1Q.ノラ猫にエサを与えていたら増えてしまったのでどのようにすればよいのでしょうか?

A.不妊手術をしましょう。ノラ猫用の捕獲オリもあります。

 おなかをすかしている猫を見ると可哀そうに思えてなりません。これは否定することのできない感情ですが、単にエサを与える行為は、更に不幸な仔猫を産み出すことにつながって行きます。エサを与える人は飼主とみなされることから、その責任を果たすために一匹のうちに不妊手術をしてしまえば、費用も一匹分で済みます。余談ですが、猫が捕まらない等のお悩みがある場合は、当協会にあるノラ猫捕獲オリがありますのでご相談ください。
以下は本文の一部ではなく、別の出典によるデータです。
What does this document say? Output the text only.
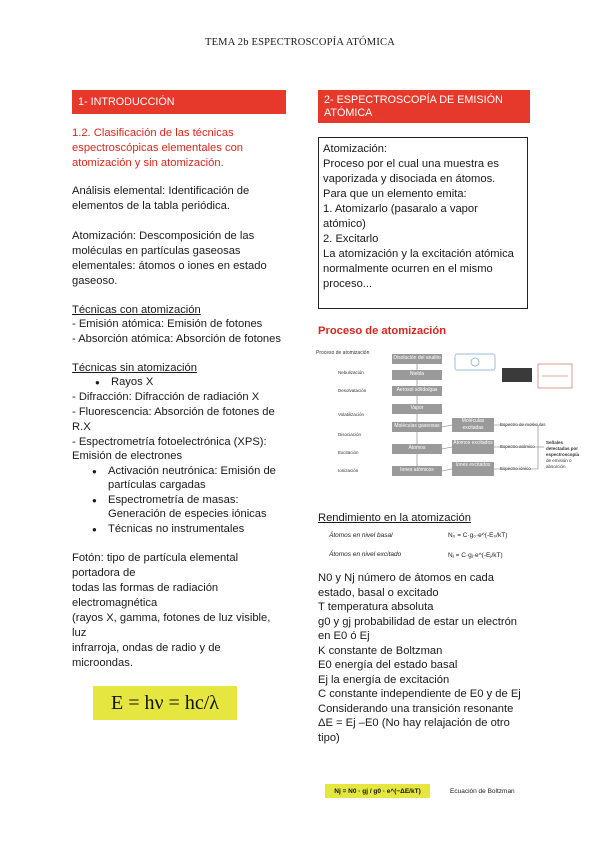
TEMA 2b ESPECTROSCOPÍA ATÓMICA
1- INTRODUCCIÓN
1.2. Clasificación de las técnicas
espectroscópicas elementales con
atomización y sin atomización.
Análisis elemental: Identificación de
elementos de la tabla periódica.
Atomización: Descomposición de las
moléculas en partículas gaseosas
elementales: átomos o iones en estado
gaseoso.
Técnicas con atomización
- Emisión atómica: Emisión de fotones
- Absorción atómica: Absorción de fotones
Técnicas sin atomización
● Rayos X
- Difracción: Difracción de radiación X
- Fluorescencia: Absorción de fotones de
R.X
- Espectrometría fotoelectrónica (XPS):
Emisión de electrones
● Activación neutrónica: Emisión de
partículas cargadas
● Espectrometría de masas:
Generación de especies iónicas
● Técnicas no instrumentales
Fotón: tipo de partícula elemental
portadora de
todas las formas de radiación
electromagnética
(rayos X, gamma, fotones de luz visible,
luz
infrarroja, ondas de radio y de
microondas.
E = hν = hc/λ
2- ESPECTROSCOPÍA DE EMISIÓN
ATÓMICA
Atomización:
Proceso por el cual una muestra es
vaporizada y disociada en átomos.
Para que un elemento emita:
1. Atomizarlo (pasaralo a vapor
atómico)
2. Excitarlo
La atomización y la excitación atómica
normalmente ocurren en el mismo
proceso...
Proceso de atomización
Proceso de atomización
Nebulización
Desolvatación
Volatilización
Disociación
Excitación
Ionización
Disolución del analito
Niebla
Aerosol sólido/gas
Vapor
Moléculas gaseosas
Átomos
Iones atómicos
Moléculas excitadas
Átomos excitados
Iones excitados
Espectro de moléculas
Espectro atómico
Espectro iónico
Señales
detectadas por
espectroscopía
de emisión o
absorción
Rendimiento en la atomización
Átomos en nivel basal	N₀ = C·g₀·e^(-E₀/kT)
Átomos en nivel excitado	Nⱼ = C·gⱼ·e^(-Eⱼ/kT)
N0 y Nj número de átomos en cada
estado, basal o excitado
T temperatura absoluta
g0 y gj probabilidad de estar un electrón
en E0 ó Ej
K constante de Boltzman
E0 energía del estado basal
Ej la energía de excitación
C constante independiente de E0 y de Ej
Considerando una transición resonante
ΔE = Ej –E0 (No hay relajación de otro
tipo)
Nj = N0 · gj / g0 · e^(−ΔE/kT)	Ecuación de Boltzman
 エサを与える場合は、その時その時に1回分づつ与え、その都度、余ったエサは片付けます。数回分を一度に置いてくる「置きエサ」は、周辺のノラ猫、外猫ばかりか、飼い猫までも集めることとなり、そこが猫たちの「たまり場」となって、繁殖活動がおこり、多くの仔猫が産まれ、その仔猫たちも数ヶ月後には仔猫を産むことになります。その近隣地域では、猫の糞害や畑、庭を荒らされたり、人家に侵入されたりして人の被る被害も多くなります。他方、エサにありつけない哀れな猫が増えることにもなります。このように、人にも猫にも最悪の状況を招く前に、まだ一匹のうちに繁殖防止措置を行ったうえでのエサやり行為のみが認められます。
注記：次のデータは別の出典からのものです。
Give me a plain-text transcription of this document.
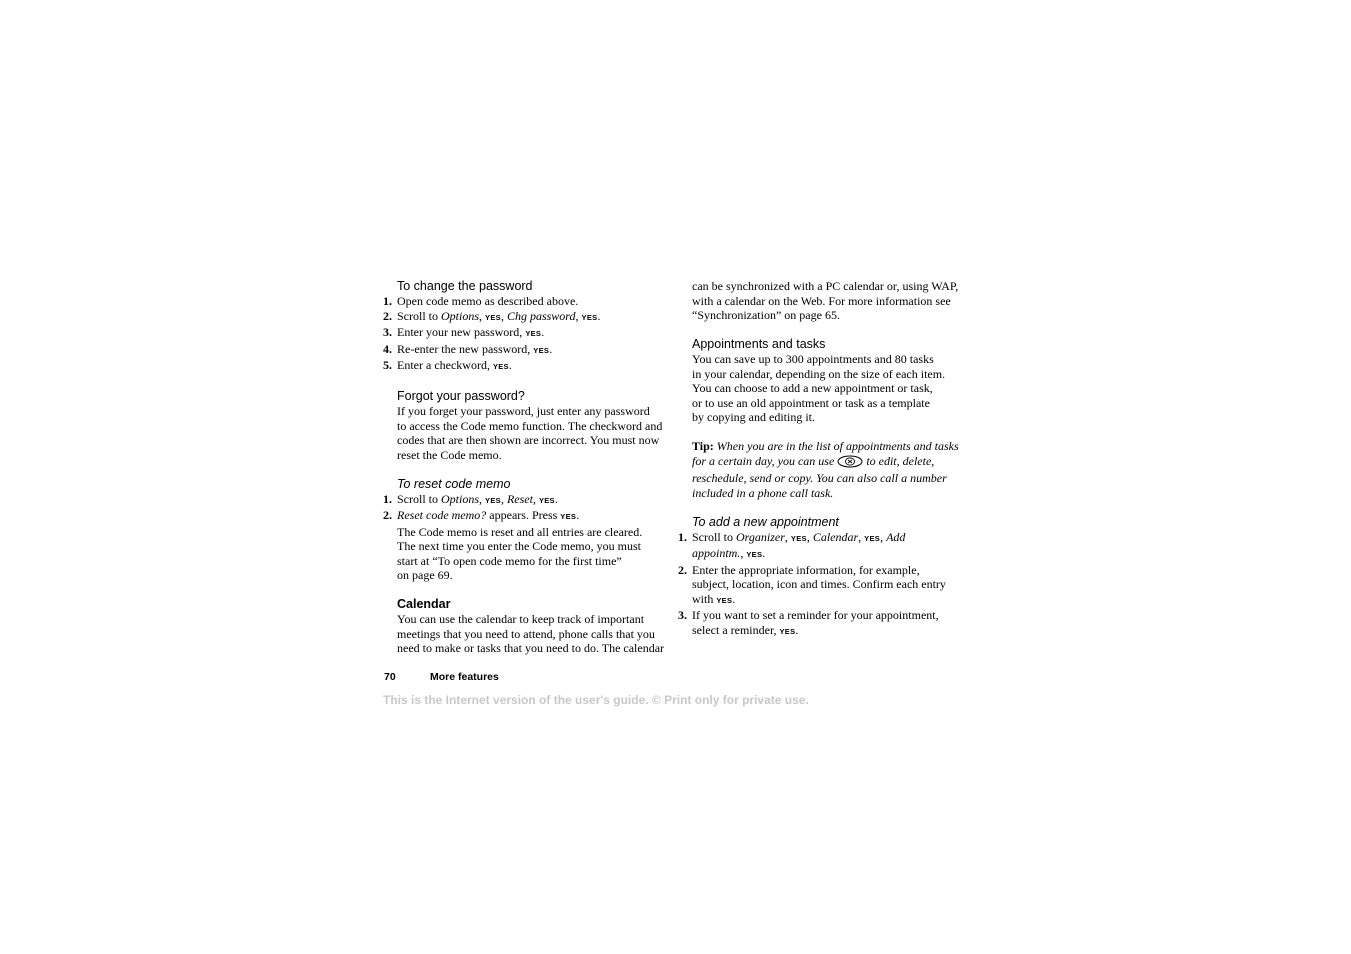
To change the password
1. Open code memo as described above.
2. Scroll to Options, YES, Chg password, YES.
3. Enter your new password, YES.
4. Re-enter the new password, YES.
5. Enter a checkword, YES.
Forgot your password?
If you forget your password, just enter any password
to access the Code memo function. The checkword and
codes that are then shown are incorrect. You must now
reset the Code memo.
To reset code memo
1. Scroll to Options, YES, Reset, YES.
2. Reset code memo? appears. Press YES.
The Code memo is reset and all entries are cleared.
The next time you enter the Code memo, you must
start at “To open code memo for the first time”
on page 69.
Calendar
You can use the calendar to keep track of important
meetings that you need to attend, phone calls that you
need to make or tasks that you need to do. The calendar
can be synchronized with a PC calendar or, using WAP,
with a calendar on the Web. For more information see
“Synchronization” on page 65.
Appointments and tasks
You can save up to 300 appointments and 80 tasks
in your calendar, depending on the size of each item.
You can choose to add a new appointment or task,
or to use an old appointment or task as a template
by copying and editing it.
Tip: When you are in the list of appointments and tasks
for a certain day, you can use  to edit, delete,
reschedule, send or copy. You can also call a number
included in a phone call task.
To add a new appointment
1. Scroll to Organizer, YES, Calendar, YES, Add
appointm., YES.
2. Enter the appropriate information, for example,
subject, location, icon and times. Confirm each entry
with YES.
3. If you want to set a reminder for your appointment,
select a reminder, YES.
70	More features
This is the Internet version of the user's guide. © Print only for private use.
 その際、ノラ猫や外猫(飼主不明猫)の問題は、地域の環境問題であることを理解してもらうために協力者を募ることや、自治会等とも協議することが大切です。個体の数の把握、エサの管理、糞尿の始末、不妊手術やエサの費用等々、解決しておくべき大事な課題があることを理解しておかなければなりません。猫の嫌いな人も地域の環境問題を解決するため、猫の好きな人も含め問題解決を図るよう行政の指導のもとに取り組んでいただきたいと思います。
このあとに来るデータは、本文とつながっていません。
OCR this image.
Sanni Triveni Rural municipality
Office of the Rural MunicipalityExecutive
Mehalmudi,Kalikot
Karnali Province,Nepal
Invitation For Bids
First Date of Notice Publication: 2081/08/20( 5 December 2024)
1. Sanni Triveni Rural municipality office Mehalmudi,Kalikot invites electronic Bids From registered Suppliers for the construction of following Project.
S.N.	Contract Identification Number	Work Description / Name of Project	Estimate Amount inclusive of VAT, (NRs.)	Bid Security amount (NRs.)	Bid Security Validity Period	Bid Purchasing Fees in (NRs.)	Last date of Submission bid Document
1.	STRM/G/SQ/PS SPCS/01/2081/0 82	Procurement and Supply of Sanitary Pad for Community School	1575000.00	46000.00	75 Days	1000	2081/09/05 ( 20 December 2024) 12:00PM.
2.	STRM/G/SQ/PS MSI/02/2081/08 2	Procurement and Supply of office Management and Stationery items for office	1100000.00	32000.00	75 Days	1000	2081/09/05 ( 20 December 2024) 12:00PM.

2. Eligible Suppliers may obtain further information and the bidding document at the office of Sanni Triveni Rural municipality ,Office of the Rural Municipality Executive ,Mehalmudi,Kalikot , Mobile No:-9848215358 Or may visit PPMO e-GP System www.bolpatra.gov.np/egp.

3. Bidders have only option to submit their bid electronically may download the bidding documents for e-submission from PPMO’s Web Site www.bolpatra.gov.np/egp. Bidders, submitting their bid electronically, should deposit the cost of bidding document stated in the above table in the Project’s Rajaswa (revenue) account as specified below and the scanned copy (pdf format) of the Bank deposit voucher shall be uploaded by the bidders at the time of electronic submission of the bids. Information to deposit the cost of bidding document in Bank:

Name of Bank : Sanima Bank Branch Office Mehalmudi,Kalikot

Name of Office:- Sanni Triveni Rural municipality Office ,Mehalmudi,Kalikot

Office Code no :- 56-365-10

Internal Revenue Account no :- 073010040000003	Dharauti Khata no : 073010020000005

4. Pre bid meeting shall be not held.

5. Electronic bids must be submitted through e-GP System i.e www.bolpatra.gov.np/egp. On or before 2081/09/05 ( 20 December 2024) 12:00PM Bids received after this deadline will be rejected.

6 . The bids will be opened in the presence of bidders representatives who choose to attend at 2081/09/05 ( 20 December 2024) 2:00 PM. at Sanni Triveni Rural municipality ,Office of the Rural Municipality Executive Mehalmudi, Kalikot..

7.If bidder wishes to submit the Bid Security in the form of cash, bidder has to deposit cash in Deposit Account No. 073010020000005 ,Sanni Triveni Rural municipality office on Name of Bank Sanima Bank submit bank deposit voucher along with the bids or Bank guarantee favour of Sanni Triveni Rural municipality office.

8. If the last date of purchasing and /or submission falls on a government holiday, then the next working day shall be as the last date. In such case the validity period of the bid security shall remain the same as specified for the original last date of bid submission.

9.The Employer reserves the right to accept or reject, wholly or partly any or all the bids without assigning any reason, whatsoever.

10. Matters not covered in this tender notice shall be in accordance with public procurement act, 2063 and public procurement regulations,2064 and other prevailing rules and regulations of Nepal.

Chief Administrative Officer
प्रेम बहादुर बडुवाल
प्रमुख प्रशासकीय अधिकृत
これらの対応は、現在、TNR活動をとおし、「地域猫活動」として殺処分ゼロを掲げる保健所でも積極的に取り組みを行っております。

 *法律的には、エサを与えている人は、その猫の管理者(飼主)とみなされ、何か起こった際には、その責任が問われることになります。

 *TNR活動:T(Trap;捕獲)、N(Neuter;中性化(不妊手術))、R(Return;元の場所に戻す)。この際に耳先の桜カットなどを実施して手術済であることを他者が外観確認できるようにすることをお勧めいたします。

 

<保健所で行われている犬猫の殺処分方法について>

Q1保健所では、犬猫をどのように殺処分しているのですか?

A.詳細は保健所にお問い合わせください。

 当会にて知り得ていることについてお答えしますが、詳細については、直接、最寄りの保健所にお尋ねください。

動物行政を行っている保健所では、現在、保護したり、引き取った犬猫について、極力、飼主に返還されるよう努力をし、また、犬猫の引き取りも安易に引き取ることをせず飼主の責任を全うするよう指導しておりますが、引き取らざるを得なかった犬猫については、譲渡会などを開催し、新しい飼主を探して、殺処分を極力減らそうと努力をしています。

 しかし、止むを得ず殺処分をしなくてはならない犬猫については、処分施設において、炭酸ガスによる殺処分を行っています。

この炭酸ガスによる殺処分そのものは、炭酸ガス麻酔理論に基づいて行われれば、安楽死であると言われています。

 なお、当会としては、止むを得ず殺処分する場合は、処分場までの搬出・輸送、及び処分機に閉じ込められる際の恐怖心を抱かせず、また、炭酸ガス麻酔理論のとおり執行されるのであれば、仕方がないことかも知れませんが、現実的には、これをすべてクリアすることはできません。従って、当会では、保健所において、経口麻酔薬を使用するか、注射による全身麻酔を施した後に殺処分を一匹ごと丁寧に行っていただきたいと考えております。

 この殺処分は、必要悪と考える方々もおられますが、できればこれを行わなくて済む社会づくりが必要であり、これを実現させるため、行政においては、更に強力な啓発活動を推進していただきたいと思います。